Литмир - Электронная Библиотека
Содержание  
A
A

На этом маленьком черно-белом снимке того года, когда нам с ней было по девять, не различить и следа настоящей девятилетней Клары, какой я запомнил ее на старом пустом сеновале, в лучах солнца, пробивающихся сквозь щели дощатых стен, среди пылинок, пляшущих мотыльками в каждом луче. Теплое лето, ленивый гул цикад. Вижу ее как сейчас: ее глаза, голубые и ясные, легкую улыбку и вокруг светлой головки – солнечный ореол. Она была из Милуоки, гостила у соседей. Она привезла с собой дальнюю даль и волшебство, и я, уж не помню, как я к этому подвел, да и удосужился ли вообще подвести, но сказал ей, что, мол, если ты мне покажешь, я тебе тоже покажу, и она сказала: да. Оно до сих пор со мной, это ее милостивейшее «да», в сигарном ящичке моих воспоминаний.

27. Манящая иная

– Ты что, заснул? – скликнула меня Амариллис.

– Что?

– Я спросила, что для тебя значат эти слова – «Извращения да»,а ты словно впал в прострацию.
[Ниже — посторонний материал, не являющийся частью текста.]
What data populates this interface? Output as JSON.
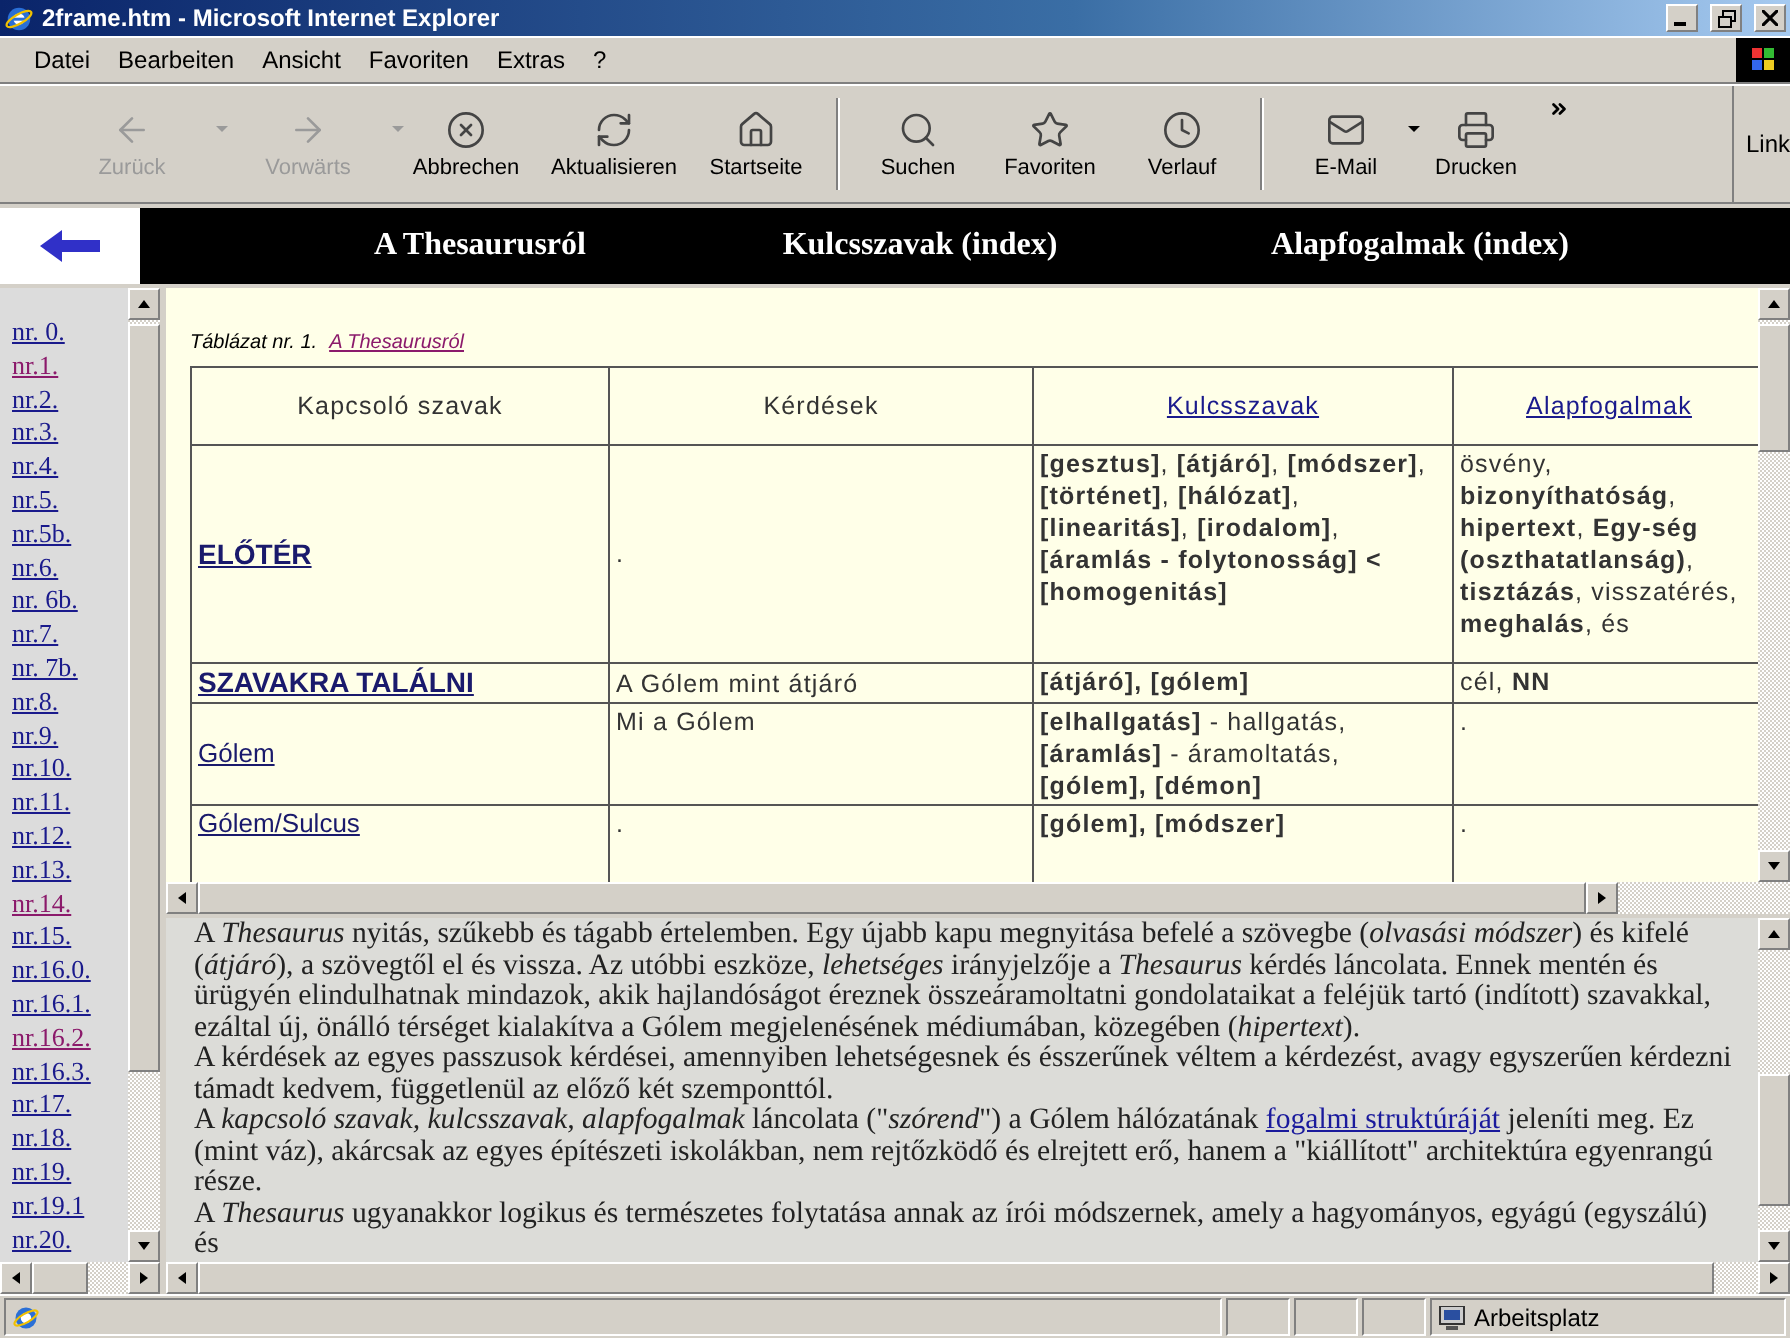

Что стряслось?

– Ничего. А это… да так, детское словечко; мой дядя однажды что-то такое брякнул, а я и решил, что все, чем мужчина и женщина занимаются в постели, – это извращения.

– Уж эти мне детства, – вздохнула она. – И у кого их только не было. – Она откинулась на спинку дивана и скрестила руки на груди. – Люблю дождь. Может, посидим немного молча? Выпьем еще и просто побудем вместе, послушаем дождь.

– Как скажешь, Амариллис.

И мы так и сделали: она устроилась на диване, поджав под себя босые ноги, я уселся напротив, в кресле со скамеечкой. Мы пили в молчании и слушали дождь, а я мысленно раздевал ее. Я представлял нас вместе наяву, обнаженными перед камином, но для камина было слишком жарко. Стаканы опустели; я наполнил их вновь.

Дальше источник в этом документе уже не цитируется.